Owning an allotment has meant that Susan has found that she is “nipping” into the supermarket more and thus spending less.
She explains: “For me the benefits come by avoiding going into a supermarket for maybe one or two items, so if I bring home potatoes from the plot, it means I don’t nip in to the shop. As it is well documented that there’s no such thing as nipping in to a supermarket for one item.”
Susan continues: “The health benefits of getting outside into green space are amazing, and research is growing all the time on the therapeutic benefits of working with the soil.
“People working on community gardens report feeling an increased sense of value within their community, confidence, connections to other people, increased mental and physical health.
“Also soil releases chemicals which actually work to increase serotonin in the brain, which is the science behind the knowledge that gardening makes you happy.”
Susan believes strongly that while there is a growing demand for allotments/green spaces for growing where and how they are located needs to be carefully planned, the need to be “organic” and be part of the community.
Susan says: “Green spaces are vital in all their forms for every community, and spaces for people to come together and grow food are exceptionally good, but it’s important to work closely with communities and respond to their needs. It’s very detrimental to put in a community garden site where the community don’t feel they need it or want it.”

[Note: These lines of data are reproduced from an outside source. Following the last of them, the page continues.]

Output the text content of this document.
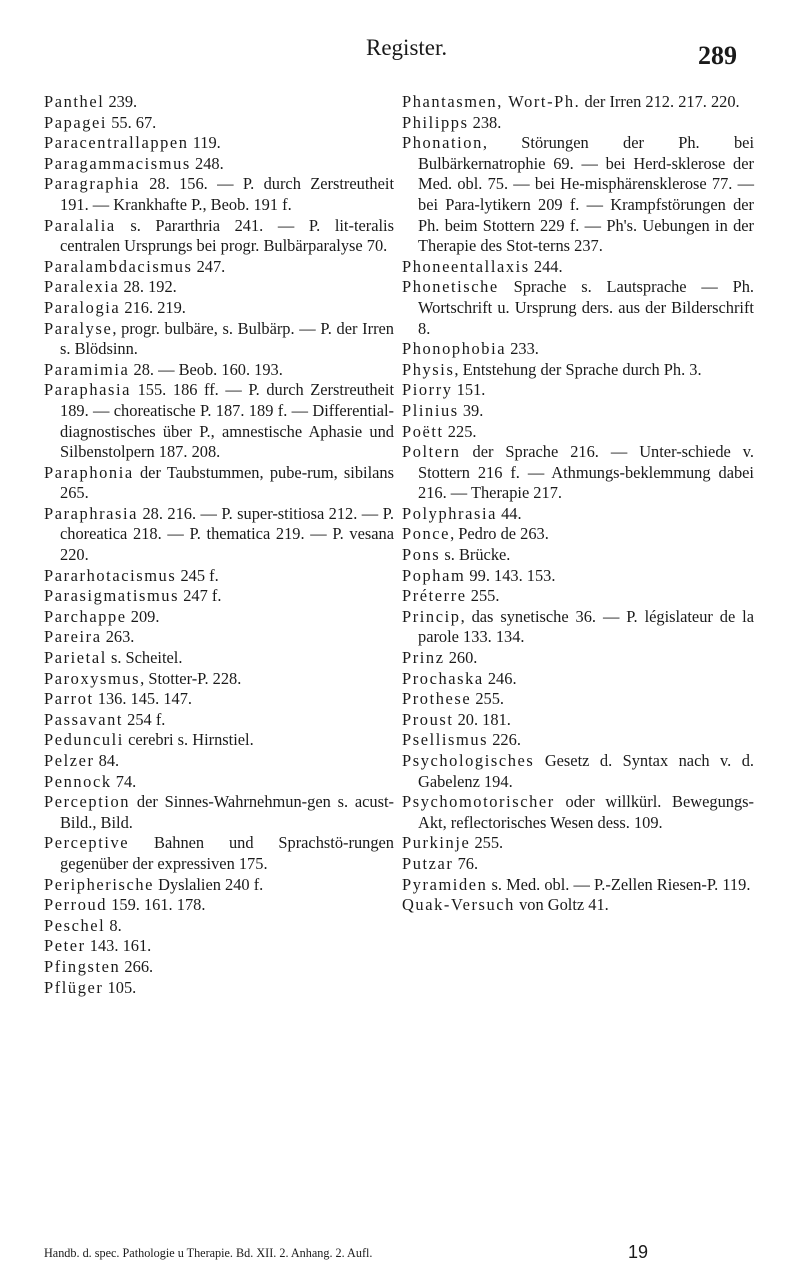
Register.	289
Panthel 239.
Papagei 55. 67.
Paracentrallappen 119.
Paragammacismus 248.
Paragraphia 28. 156. — P. durch Zerstreutheit 191. — Krankhafte P., Beob. 191 f.
Paralalia s. Pararthria 241. — P. lit-teralis centralen Ursprungs bei progr. Bulbärparalyse 70.
Paralambdacismus 247.
Paralexia 28. 192.
Paralogia 216. 219.
Paralyse, progr. bulbäre, s. Bulbärp. — P. der Irren s. Blödsinn.
Paramimia 28. — Beob. 160. 193.
Paraphasia 155. 186 ff. — P. durch Zerstreutheit 189. — choreatische P. 187. 189 f. — Differential-diagnostisches über P., amnestische Aphasie und Silbenstolpern 187. 208.
Paraphonia der Taubstummen, pube-rum, sibilans 265.
Paraphrasia 28. 216. — P. super-stitiosa 212. — P. choreatica 218. — P. thematica 219. — P. vesana 220.
Pararhotacismus 245 f.
Parasigmatismus 247 f.
Parchappe 209.
Pareira 263.
Parietal s. Scheitel.
Paroxysmus, Stotter-P. 228.
Parrot 136. 145. 147.
Passavant 254 f.
Pedunculi cerebri s. Hirnstiel.
Pelzer 84.
Pennock 74.
Perception der Sinnes-Wahrnehmun-gen s. acust-Bild., Bild.
Perceptive Bahnen und Sprachstö-rungen gegenüber der expressiven 175.
Peripherische Dyslalien 240 f.
Perroud 159. 161. 178.
Peschel 8.
Peter 143. 161.
Pfingsten 266.
Pflüger 105.
Phantasmen, Wort-Ph. der Irren 212. 217. 220.
Philipps 238.
Phonation, Störungen der Ph. bei Bulbärkernatrophie 69. — bei Herd-sklerose der Med. obl. 75. — bei He-misphärensklerose 77. — bei Para-lytikern 209 f. — Krampfstörungen der Ph. beim Stottern 229 f. — Ph's. Uebungen in der Therapie des Stot-terns 237.
Phoneentallaxis 244.
Phonetische Sprache s. Lautsprache — Ph. Wortschrift u. Ursprung ders. aus der Bilderschrift 8.
Phonophobia 233.
Physis, Entstehung der Sprache durch Ph. 3.
Piorry 151.
Plinius 39.
Poëtt 225.
Poltern der Sprache 216. — Unter-schiede v. Stottern 216 f. — Athmungs-beklemmung dabei 216. — Therapie 217.
Polyphrasia 44.
Ponce, Pedro de 263.
Pons s. Brücke.
Popham 99. 143. 153.
Préterre 255.
Princip, das synetische 36. — P. législateur de la parole 133. 134.
Prinz 260.
Prochaska 246.
Prothese 255.
Proust 20. 181.
Psellismus 226.
Psychologisches Gesetz d. Syntax nach v. d. Gabelenz 194.
Psychomotorischer oder willkürl. Bewegungs-Akt, reflectorisches Wesen dess. 109.
Purkinje 255.
Putzar 76.
Pyramiden s. Med. obl. — P.-Zellen Riesen-P. 119.
Quak-Versuch von Goltz 41.
Handb. d. spec. Pathologie u Therapie. Bd. XII. 2. Anhang. 2. Aufl.	19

Susan continues: “There are a huge variety of options available for growing food, I would encourage anyone interested to contact me and I can put them in touch with their local allotment or community garden, which are dotted around everywhere, from really well developed sites like Incredible Edible up in Cloughmills in Co Antrim, to very small places with just a few raised beds.”

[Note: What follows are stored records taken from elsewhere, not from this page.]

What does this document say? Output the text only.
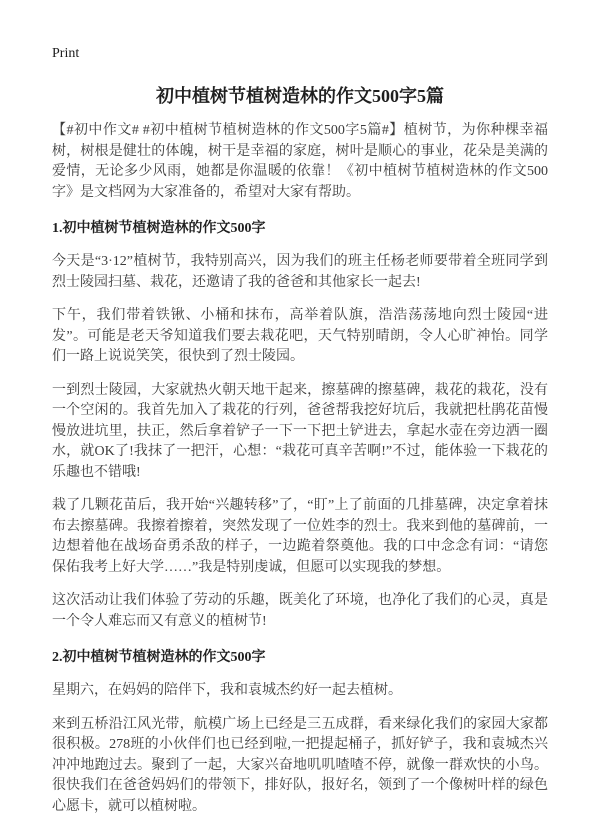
Print
初中植树节植树造林的作文500字5篇

【#初中作文# #初中植树节植树造林的作文500字5篇#】植树节，为你种棵幸福树，树根是健壮的体魄，树干是幸福的家庭，树叶是顺心的事业，花朵是美满的爱情，无论多少风雨，她都是你温暖的依靠！《初中植树节植树造林的作文500字》是文档网为大家准备的，希望对大家有帮助。

1.初中植树节植树造林的作文500字

今天是“3·12”植树节，我特别高兴，因为我们的班主任杨老师要带着全班同学到烈士陵园扫墓、栽花，还邀请了我的爸爸和其他家长一起去!

下午，我们带着铁锹、小桶和抹布，高举着队旗，浩浩荡荡地向烈士陵园“进发”。可能是老天爷知道我们要去栽花吧，天气特别晴朗，令人心旷神怡。同学们一路上说说笑笑，很快到了烈士陵园。

一到烈士陵园，大家就热火朝天地干起来，擦墓碑的擦墓碑，栽花的栽花，没有一个空闲的。我首先加入了栽花的行列，爸爸帮我挖好坑后，我就把杜鹃花苗慢慢放进坑里，扶正，然后拿着铲子一下一下把土铲进去，拿起水壶在旁边洒一圈水，就OK了!我抹了一把汗，心想：“栽花可真辛苦啊!”不过，能体验一下栽花的乐趣也不错哦!

栽了几颗花苗后，我开始“兴趣转移”了，“盯”上了前面的几排墓碑，决定拿着抹布去擦墓碑。我擦着擦着，突然发现了一位姓李的烈士。我来到他的墓碑前，一边想着他在战场奋勇杀敌的样子，一边跪着祭奠他。我的口中念念有词：“请您保佑我考上好大学……”我是特别虔诚，但愿可以实现我的梦想。

这次活动让我们体验了劳动的乐趣，既美化了环境，也净化了我们的心灵，真是一个令人难忘而又有意义的植树节!

2.初中植树节植树造林的作文500字

星期六，在妈妈的陪伴下，我和袁城杰约好一起去植树。

来到五桥沿江风光带，航模广场上已经是三五成群，看来绿化我们的家园大家都很积极。278班的小伙伴们也已经到啦,一把提起桶子，抓好铲子，我和袁城杰兴冲冲地跑过去。聚到了一起，大家兴奋地叽叽喳喳不停，就像一群欢快的小鸟。很快我们在爸爸妈妈们的带领下，排好队，报好名，领到了一个像树叶样的绿色心愿卡，就可以植树啦。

Susan does believe that local councils could do more to open up more sites for green spaces and allotments.
She says: “Councils could work to open more sites, and work with organisations like ours to encourage more people out onto community gardens.
“However, often the Federation of City Farms and Community Gardens are community-managed projects working with people, animals and plants. They are often developed by local people in a voluntary capacity, and commonly retain a strong degree of volunteer involvement, and in many cases these work best.

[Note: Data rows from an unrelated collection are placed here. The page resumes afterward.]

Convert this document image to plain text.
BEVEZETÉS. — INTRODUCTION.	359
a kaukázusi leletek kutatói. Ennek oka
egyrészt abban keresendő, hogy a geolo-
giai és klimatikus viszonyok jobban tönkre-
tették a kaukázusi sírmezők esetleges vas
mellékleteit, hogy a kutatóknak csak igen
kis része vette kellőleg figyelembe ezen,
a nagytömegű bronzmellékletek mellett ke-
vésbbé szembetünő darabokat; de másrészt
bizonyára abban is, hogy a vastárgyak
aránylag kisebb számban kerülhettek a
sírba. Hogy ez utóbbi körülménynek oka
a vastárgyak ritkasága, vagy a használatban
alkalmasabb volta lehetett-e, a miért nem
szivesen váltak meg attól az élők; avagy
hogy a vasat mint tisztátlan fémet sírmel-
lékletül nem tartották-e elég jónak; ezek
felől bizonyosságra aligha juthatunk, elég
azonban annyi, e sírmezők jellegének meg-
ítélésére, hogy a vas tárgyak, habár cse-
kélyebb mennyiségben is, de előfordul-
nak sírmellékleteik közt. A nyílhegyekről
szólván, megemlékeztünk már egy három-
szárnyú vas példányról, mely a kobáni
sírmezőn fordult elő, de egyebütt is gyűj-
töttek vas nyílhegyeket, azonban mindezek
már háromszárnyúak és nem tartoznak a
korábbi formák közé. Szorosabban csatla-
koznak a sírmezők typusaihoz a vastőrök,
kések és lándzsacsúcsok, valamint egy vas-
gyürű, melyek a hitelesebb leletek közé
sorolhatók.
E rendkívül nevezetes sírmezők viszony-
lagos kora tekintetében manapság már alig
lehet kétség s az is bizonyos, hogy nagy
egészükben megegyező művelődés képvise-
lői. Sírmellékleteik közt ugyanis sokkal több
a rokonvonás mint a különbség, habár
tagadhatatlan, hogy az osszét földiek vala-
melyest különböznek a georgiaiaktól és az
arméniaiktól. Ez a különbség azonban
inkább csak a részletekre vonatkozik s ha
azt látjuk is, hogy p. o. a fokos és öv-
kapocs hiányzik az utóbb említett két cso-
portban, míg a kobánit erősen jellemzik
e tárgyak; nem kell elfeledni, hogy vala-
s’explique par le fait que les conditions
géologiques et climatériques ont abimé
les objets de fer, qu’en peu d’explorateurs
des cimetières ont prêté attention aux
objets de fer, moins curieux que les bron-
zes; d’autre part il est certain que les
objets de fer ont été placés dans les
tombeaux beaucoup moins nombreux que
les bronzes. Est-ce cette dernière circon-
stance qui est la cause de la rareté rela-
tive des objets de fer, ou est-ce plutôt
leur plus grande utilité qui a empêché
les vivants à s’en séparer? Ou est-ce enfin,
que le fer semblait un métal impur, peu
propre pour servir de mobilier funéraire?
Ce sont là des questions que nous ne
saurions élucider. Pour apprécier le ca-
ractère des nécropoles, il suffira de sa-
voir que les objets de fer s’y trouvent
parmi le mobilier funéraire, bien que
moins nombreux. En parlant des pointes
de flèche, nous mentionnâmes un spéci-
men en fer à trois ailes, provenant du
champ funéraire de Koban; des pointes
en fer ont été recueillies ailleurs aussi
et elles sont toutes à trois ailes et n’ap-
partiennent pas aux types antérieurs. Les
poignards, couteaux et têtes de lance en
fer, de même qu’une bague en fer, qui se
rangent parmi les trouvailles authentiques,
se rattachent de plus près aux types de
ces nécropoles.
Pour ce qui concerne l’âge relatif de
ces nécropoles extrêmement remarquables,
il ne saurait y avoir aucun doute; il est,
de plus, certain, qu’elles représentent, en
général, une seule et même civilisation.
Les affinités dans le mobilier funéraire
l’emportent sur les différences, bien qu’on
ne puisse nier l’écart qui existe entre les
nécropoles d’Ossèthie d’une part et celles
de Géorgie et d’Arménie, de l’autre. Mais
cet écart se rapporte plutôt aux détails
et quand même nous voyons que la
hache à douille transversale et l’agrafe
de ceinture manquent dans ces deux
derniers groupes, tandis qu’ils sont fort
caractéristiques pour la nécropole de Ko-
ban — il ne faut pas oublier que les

“However, it’s important that groups trying to start up have access to organisations to FCFCG who can help them along the way.”
Co-operation is a keyword when it comes to owning an allotment and Susan stresses that she appreciates the support and help that she gets from friends and fellow allotment owners at Knockbracken Community Allotments.
Susan says: “People love to work together and enjoy each other’s company and share produce.
“At the minute FCFCG are working with a number of different community gardens and growing projects to help them to build a brand and sell their produce to restaurants and on market stalls.
“We are working with an organisation called Cooperative Alternatives to help form a structure within the various groups and are developing a brand for them all to trade under. In the first success of this project, Kaffe O in Belfast has recently started buying produce from L’Arche, a Belfast based organisation working with people with learning disabilities.”